The mucociliary system is the lung’s primary defense mechanism against irritants and infectious agents. Mucus, composed of95%water and 5% glycoproteins, is produced by bronchial epithelial glands and goblet cells.7 The lining of the airways consists of a continuous aqueous layer controlled by active ion transport across the epithelium in which water moves toward the lumen along the concentration gradient. Catecholamines and vagal stimulation enhance the ion transport and fluid movement. Mucus transport depends on the viscoelastic properties of the mucus. Mucus that is either too watery or too viscous will not be transported optimally. The exudative inflammatory process and sloughing of epithelial cells into the airway lumen impair
mucociliary transport. The bronchial glands are increased in size and the goblet cells are increased in size and number in asthma. Expectorated mucus from patients with asthma tends to have a high viscosity.
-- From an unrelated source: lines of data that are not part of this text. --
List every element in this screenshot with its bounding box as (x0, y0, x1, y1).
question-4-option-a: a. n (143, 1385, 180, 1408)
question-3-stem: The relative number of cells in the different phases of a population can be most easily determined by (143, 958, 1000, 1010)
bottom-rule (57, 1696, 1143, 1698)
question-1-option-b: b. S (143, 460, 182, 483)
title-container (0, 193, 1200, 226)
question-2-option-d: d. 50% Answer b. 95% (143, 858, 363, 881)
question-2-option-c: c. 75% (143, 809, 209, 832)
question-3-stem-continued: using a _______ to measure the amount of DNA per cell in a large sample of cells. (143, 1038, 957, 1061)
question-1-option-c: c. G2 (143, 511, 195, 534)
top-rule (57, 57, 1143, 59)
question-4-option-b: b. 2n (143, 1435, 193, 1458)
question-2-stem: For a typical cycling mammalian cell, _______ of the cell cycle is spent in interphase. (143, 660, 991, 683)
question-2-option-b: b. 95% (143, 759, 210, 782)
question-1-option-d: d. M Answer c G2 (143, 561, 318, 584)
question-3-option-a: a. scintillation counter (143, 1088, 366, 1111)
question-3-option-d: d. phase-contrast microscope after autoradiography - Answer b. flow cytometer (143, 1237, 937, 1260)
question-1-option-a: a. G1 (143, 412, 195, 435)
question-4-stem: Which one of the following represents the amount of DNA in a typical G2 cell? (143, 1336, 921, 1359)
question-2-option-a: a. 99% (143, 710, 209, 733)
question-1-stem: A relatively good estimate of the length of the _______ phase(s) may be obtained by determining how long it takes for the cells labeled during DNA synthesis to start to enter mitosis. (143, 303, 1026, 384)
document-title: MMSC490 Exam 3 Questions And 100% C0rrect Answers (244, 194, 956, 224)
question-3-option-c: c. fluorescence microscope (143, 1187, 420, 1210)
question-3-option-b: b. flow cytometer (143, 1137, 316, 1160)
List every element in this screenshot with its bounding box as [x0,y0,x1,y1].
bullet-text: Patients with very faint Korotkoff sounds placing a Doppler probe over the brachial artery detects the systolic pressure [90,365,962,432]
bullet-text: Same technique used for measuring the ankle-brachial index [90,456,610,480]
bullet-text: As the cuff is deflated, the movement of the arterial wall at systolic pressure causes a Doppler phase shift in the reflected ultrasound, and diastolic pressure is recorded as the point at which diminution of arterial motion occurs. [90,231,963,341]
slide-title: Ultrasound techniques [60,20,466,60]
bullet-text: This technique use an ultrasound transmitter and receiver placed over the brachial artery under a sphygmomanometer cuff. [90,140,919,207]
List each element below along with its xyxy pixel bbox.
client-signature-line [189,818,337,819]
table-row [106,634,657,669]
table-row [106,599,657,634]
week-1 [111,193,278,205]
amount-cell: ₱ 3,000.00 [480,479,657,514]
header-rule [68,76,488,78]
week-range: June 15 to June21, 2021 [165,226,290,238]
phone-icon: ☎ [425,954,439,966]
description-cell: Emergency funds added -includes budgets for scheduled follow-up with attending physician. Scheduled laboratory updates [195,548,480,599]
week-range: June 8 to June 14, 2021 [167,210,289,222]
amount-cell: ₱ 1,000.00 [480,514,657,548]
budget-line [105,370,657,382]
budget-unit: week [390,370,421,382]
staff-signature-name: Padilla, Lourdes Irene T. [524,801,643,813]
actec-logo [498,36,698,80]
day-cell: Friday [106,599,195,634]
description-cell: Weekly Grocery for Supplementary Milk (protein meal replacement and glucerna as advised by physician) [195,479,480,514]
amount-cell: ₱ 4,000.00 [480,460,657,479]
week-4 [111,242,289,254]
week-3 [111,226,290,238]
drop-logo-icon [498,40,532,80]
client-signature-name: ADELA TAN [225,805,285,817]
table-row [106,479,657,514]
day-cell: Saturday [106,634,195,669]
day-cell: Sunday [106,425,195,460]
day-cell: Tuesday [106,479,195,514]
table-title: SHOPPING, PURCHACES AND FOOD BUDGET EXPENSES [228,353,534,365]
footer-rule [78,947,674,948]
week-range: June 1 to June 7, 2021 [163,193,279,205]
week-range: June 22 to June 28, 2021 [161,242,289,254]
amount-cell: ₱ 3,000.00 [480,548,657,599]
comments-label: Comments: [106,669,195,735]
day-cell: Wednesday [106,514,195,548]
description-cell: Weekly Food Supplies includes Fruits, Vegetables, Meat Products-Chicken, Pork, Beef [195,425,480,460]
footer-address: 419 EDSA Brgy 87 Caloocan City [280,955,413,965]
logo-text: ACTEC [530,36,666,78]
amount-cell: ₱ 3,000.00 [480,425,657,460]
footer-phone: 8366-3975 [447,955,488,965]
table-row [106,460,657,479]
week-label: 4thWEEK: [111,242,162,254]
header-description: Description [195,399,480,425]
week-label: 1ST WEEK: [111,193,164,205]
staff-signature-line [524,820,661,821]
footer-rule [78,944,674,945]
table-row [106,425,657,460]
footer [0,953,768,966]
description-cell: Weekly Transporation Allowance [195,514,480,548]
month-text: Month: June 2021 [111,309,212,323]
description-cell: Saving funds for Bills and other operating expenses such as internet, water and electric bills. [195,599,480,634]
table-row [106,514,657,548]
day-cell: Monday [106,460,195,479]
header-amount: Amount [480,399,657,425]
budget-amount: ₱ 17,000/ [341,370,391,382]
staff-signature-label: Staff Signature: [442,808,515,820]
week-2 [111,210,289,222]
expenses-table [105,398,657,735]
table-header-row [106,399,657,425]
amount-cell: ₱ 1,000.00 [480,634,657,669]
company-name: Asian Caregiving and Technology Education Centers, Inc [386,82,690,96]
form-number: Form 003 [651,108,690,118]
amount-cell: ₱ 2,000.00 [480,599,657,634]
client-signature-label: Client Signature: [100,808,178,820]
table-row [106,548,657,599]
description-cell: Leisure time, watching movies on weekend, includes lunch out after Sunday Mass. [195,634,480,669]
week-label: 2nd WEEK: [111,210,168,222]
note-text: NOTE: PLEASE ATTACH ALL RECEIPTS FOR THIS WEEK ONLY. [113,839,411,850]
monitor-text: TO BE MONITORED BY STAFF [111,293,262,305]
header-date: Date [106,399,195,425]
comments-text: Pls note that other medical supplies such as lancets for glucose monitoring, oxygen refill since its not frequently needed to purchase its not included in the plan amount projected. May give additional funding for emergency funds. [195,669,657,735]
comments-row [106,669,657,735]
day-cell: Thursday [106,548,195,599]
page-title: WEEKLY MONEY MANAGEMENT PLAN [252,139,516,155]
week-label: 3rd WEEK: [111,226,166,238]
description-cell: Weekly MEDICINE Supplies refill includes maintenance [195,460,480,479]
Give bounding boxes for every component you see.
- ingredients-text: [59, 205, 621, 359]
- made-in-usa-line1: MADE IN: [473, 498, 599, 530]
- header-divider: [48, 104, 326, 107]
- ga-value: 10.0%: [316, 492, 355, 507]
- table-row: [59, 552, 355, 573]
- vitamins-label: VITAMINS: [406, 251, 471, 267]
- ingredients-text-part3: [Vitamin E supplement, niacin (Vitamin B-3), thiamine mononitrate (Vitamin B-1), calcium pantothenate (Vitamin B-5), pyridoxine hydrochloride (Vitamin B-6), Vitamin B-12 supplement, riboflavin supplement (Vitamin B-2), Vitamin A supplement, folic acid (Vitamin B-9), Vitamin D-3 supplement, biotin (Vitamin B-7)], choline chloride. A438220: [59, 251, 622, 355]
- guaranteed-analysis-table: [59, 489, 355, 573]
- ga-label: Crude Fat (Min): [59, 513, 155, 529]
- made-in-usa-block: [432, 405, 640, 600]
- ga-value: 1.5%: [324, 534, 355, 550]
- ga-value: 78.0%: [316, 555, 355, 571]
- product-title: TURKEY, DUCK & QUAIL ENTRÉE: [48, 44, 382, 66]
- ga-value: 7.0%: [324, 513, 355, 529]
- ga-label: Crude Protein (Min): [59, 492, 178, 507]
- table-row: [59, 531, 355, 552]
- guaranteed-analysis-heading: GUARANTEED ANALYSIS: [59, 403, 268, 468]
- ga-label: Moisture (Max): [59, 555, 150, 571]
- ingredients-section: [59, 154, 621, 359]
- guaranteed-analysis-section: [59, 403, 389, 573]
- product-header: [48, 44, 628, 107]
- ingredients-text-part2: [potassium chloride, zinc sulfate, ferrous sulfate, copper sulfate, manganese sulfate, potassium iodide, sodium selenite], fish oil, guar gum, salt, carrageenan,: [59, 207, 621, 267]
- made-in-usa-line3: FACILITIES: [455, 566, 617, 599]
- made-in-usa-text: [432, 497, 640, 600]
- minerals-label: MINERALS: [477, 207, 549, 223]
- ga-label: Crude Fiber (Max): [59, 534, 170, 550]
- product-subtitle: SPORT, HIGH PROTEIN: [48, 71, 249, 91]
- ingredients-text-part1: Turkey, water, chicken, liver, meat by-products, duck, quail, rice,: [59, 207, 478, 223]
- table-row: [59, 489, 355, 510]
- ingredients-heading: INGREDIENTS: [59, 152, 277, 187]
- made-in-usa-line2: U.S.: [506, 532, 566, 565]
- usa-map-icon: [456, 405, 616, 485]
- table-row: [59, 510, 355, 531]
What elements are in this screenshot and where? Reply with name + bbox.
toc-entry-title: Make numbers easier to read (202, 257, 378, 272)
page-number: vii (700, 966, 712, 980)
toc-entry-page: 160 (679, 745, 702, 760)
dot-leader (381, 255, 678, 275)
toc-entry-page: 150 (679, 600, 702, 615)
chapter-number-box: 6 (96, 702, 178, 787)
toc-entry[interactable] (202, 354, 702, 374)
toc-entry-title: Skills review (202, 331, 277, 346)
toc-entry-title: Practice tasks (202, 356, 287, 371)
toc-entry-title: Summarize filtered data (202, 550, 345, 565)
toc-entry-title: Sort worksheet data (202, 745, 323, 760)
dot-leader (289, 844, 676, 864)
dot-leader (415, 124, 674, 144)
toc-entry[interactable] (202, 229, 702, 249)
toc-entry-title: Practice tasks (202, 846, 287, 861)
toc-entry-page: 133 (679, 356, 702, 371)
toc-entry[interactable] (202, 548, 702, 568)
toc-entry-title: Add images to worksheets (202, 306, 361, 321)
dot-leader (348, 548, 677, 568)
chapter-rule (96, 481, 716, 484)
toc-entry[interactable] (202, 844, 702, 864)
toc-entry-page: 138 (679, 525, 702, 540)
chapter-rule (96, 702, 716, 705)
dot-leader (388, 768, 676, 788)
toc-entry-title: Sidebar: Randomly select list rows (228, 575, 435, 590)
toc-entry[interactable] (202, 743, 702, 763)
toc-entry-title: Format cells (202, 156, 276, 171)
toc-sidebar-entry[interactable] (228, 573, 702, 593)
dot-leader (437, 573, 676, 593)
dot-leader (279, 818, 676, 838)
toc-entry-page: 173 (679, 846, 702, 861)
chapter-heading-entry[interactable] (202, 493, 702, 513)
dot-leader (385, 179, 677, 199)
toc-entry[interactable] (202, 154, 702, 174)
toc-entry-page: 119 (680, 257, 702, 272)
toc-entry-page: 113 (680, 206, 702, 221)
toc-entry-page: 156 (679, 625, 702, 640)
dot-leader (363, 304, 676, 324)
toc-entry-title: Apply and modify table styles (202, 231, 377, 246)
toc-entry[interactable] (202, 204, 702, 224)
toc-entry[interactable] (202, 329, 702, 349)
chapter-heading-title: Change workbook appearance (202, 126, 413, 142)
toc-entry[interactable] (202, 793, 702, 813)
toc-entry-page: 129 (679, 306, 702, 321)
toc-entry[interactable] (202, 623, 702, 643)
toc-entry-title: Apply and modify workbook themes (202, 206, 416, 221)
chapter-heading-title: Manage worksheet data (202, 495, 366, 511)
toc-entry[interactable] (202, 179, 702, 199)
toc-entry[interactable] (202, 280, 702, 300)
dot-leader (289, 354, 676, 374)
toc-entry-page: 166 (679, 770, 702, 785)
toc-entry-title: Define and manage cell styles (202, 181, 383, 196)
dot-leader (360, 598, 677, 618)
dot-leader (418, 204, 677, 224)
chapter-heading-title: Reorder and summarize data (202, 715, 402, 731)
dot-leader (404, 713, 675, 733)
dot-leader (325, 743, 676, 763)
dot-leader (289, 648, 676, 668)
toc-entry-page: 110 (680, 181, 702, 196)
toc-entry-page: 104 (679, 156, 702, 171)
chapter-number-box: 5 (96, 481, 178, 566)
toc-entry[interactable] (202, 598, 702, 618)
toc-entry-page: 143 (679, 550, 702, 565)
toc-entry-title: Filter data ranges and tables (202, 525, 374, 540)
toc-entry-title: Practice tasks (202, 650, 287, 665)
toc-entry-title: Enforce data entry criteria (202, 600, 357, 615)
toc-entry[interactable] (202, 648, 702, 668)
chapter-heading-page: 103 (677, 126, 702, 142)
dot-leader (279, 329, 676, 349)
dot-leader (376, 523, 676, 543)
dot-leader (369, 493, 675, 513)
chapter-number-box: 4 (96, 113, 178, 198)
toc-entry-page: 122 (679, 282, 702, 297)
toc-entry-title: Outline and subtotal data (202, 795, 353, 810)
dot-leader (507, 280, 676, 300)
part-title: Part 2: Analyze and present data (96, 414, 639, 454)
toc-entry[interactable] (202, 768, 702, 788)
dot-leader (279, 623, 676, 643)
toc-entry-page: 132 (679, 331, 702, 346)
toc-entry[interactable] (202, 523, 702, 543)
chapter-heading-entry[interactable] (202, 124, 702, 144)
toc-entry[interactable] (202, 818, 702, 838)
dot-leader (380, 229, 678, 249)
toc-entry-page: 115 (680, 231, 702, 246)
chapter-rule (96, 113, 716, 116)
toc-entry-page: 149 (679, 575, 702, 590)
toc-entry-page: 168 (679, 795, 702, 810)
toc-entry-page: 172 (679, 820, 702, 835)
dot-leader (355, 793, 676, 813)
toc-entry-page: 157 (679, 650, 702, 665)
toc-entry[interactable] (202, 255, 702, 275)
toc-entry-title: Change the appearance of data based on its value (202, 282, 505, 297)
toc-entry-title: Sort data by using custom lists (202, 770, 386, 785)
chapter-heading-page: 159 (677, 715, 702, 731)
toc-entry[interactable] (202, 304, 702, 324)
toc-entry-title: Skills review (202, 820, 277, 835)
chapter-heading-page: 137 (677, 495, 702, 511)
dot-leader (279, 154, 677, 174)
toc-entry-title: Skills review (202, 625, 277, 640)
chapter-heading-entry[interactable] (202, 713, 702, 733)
C L I N I C A L PRESENTATION
CHRONIC AMBULATORY ASTHMA
Asthma is a disease of exacerbation and remission, so the patient may not have any signs or symptoms at the time of exam.
The patient may complain of episodes of dyspnea, chest tightness, coughing (particularly at night), wheezing, or a whistling sound when breathing. These often occur in association with exercise, but also occur spontaneously or in association with known allergens.
Expiratory wheezing on auscultation, dry hacking cough, or signs of atopy (allergic rhinitis and/or eczema) may occur.
Spirometry demonstrates obstruction (FEV1/FVC less than 80%) with reversibility following inhaled β2-agonist administration (at least a 12% improvement in FEV1).
OTHER DIAGNOSTIC TESTS
A fall in FEV1 of at least 20% following 6 minutes of near maximal exercise. Elevated eosinophil count and lgE concentration in blood. Elevated FeNO (greater than 12ppb). Positive methacholine challenge (PC20 FEV1 less than 12.5 mg/mL).